There's definitely cause for concern here, but in some ways it's a good thing the WHO made this declaration, as it means more money, time and resources will be dedicated to addressing and researching the threat the Zika virus poses.

If you're wondering what the Zika virus is, how it impacts you and how to keep to yourself safe, the WHO, among others, is doing a great job tweeting out helpful info.

Here are 11 tweets that will help you make sense of the Zika virus and offer info on what to do moving forward.

The current Zika virus outbreak was sourced back to Brazil, but it spread across the Americas.

Zika is a mosquito-borne virus, spread by mosquitoes of the Aedes genus.

There is currently no vaccine or treatment, but symptoms are mild and usually last around a week.

The larger concern is Zika is linked to a birth defect known as microcephaly, which results in babies being born with abnormally small heads.
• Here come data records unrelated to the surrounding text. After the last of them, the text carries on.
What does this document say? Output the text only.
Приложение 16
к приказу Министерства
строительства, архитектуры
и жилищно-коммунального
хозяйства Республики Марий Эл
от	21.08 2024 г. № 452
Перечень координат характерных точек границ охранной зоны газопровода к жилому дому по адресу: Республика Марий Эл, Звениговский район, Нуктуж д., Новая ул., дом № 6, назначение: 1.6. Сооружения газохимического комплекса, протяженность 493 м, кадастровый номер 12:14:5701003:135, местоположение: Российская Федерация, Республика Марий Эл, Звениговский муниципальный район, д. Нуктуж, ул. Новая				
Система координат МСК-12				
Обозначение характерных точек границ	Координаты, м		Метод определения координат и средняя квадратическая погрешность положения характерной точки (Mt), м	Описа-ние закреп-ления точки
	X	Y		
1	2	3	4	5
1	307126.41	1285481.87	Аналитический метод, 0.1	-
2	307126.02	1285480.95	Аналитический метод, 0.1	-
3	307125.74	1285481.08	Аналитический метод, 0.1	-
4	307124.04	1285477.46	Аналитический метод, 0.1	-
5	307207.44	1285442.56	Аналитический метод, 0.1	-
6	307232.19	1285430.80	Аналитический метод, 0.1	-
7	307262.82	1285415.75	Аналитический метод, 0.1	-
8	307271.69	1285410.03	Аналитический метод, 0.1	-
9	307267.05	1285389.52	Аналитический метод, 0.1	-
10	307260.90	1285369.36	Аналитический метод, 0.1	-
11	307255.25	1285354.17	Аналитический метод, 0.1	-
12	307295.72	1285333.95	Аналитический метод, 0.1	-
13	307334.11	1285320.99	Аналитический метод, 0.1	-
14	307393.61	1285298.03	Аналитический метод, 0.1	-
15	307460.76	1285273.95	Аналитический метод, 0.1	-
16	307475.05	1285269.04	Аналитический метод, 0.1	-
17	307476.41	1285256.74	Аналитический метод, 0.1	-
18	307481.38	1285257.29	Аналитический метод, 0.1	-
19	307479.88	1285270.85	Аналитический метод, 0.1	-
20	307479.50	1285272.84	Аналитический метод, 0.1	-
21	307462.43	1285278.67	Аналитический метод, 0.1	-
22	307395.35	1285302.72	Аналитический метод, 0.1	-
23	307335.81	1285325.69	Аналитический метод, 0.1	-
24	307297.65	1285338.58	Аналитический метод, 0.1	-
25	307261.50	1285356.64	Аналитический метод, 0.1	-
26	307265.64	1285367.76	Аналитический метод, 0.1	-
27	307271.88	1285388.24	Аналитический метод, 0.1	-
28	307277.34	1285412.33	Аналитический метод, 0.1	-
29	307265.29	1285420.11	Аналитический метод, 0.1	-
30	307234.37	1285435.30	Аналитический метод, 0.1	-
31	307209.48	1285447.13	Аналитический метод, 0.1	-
The causal relationship between the Zika virus and microcephaly is believed to be strong...

...but it's not scientifically proven.

The WHO is working to find the link.

With that said, pregnant women are the most at-risk population.

There are ways, however, for pregnant women to protect themselves from Zika.

There are cases of the Zika virus in the US as people travel back from affected areas, but no evidence of local transmission.

Long story short: Do your best to avoid mosquitoes right now, stay informed and keep an eye out for updates, especially if you're traveling soon.